- Born: Carlene Smith 1 May 1973 (age 51) Kingston, Jamaica
- Other names: Dancehall Queen Carlene
- Occupations: Dancer; socialite;
- Years active: 1990–2001
- Children: 1

= Carlene Smith =

Jamaican dancer

Carlene Smith (born 1 May 1973), also known as Dancehall Queen Carlene, is a Jamaican former dancer and socialite. Beginning her career in the early 1990s, Smith is credited as Jamaica's first Dancehall Queen.
==Biography==
===Career===
Smith was crowned Dancehall Queen in 1992 after she and her crew competed against well known models in Jamaica. Prior to her being crowned, there had been other dancehall queens, but Smith started the national spotlight on a reign that was usually isolated to the Jamaican garrisons. Smith appeared in the 1992 music video for the Chaka Demus & Pliers song Murder She Wrote, wearing a gold outfit and blonde wig.

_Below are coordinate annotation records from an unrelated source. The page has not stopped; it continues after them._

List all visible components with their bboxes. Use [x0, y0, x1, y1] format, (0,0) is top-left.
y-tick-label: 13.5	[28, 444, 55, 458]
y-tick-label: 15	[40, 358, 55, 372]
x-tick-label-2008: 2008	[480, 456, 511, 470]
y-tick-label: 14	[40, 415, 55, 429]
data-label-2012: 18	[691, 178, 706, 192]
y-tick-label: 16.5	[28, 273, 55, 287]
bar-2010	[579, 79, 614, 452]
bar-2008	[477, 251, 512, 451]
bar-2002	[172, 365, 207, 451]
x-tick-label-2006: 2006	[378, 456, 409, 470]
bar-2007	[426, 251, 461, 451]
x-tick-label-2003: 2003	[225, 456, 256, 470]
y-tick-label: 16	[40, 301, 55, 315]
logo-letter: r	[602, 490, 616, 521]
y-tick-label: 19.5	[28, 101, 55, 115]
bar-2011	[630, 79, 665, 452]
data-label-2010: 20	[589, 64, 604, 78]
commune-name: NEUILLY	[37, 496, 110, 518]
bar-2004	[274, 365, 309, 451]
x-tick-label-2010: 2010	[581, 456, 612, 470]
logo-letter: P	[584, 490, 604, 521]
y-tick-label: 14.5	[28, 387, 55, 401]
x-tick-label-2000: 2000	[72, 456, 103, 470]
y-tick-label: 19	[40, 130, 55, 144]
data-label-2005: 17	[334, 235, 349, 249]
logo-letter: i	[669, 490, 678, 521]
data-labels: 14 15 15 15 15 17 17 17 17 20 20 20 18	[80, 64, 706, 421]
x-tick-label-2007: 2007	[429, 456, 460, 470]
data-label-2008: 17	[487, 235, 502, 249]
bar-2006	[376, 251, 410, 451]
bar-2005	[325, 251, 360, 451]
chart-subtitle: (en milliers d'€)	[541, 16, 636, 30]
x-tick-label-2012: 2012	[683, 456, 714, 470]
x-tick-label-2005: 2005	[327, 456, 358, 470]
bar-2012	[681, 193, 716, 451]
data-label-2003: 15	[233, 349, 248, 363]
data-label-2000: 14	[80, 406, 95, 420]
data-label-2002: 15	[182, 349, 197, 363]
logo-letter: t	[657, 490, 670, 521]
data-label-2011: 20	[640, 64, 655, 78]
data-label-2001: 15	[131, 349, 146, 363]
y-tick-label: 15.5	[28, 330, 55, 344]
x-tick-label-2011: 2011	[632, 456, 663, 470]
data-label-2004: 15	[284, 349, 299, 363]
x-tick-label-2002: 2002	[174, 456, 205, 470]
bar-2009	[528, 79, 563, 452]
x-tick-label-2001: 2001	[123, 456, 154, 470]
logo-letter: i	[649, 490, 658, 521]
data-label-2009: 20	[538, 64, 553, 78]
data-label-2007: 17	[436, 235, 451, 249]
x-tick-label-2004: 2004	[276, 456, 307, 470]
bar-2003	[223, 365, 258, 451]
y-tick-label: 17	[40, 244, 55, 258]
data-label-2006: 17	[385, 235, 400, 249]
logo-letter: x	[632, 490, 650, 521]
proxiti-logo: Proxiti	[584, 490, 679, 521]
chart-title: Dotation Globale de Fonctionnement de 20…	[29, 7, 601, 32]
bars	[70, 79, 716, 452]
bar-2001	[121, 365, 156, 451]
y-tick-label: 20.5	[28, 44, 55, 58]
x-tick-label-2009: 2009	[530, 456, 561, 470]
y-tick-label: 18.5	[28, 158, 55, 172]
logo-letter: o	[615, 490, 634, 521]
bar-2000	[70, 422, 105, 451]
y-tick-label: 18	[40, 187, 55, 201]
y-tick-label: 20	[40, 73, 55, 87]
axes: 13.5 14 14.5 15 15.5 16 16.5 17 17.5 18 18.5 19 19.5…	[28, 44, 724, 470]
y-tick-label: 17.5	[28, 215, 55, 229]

Smith was also featured in other music videos before and after her appearance on the dancehall video "Murder She Wrote". Smith was also featured in a 1997 issue of Vibe where she was credited for the International Butterfly Dance and explains her endorsement of Slam Condoms.
===Personal life===
Smith had a longtime relationship and a daughter with popular DJ Beenie Man.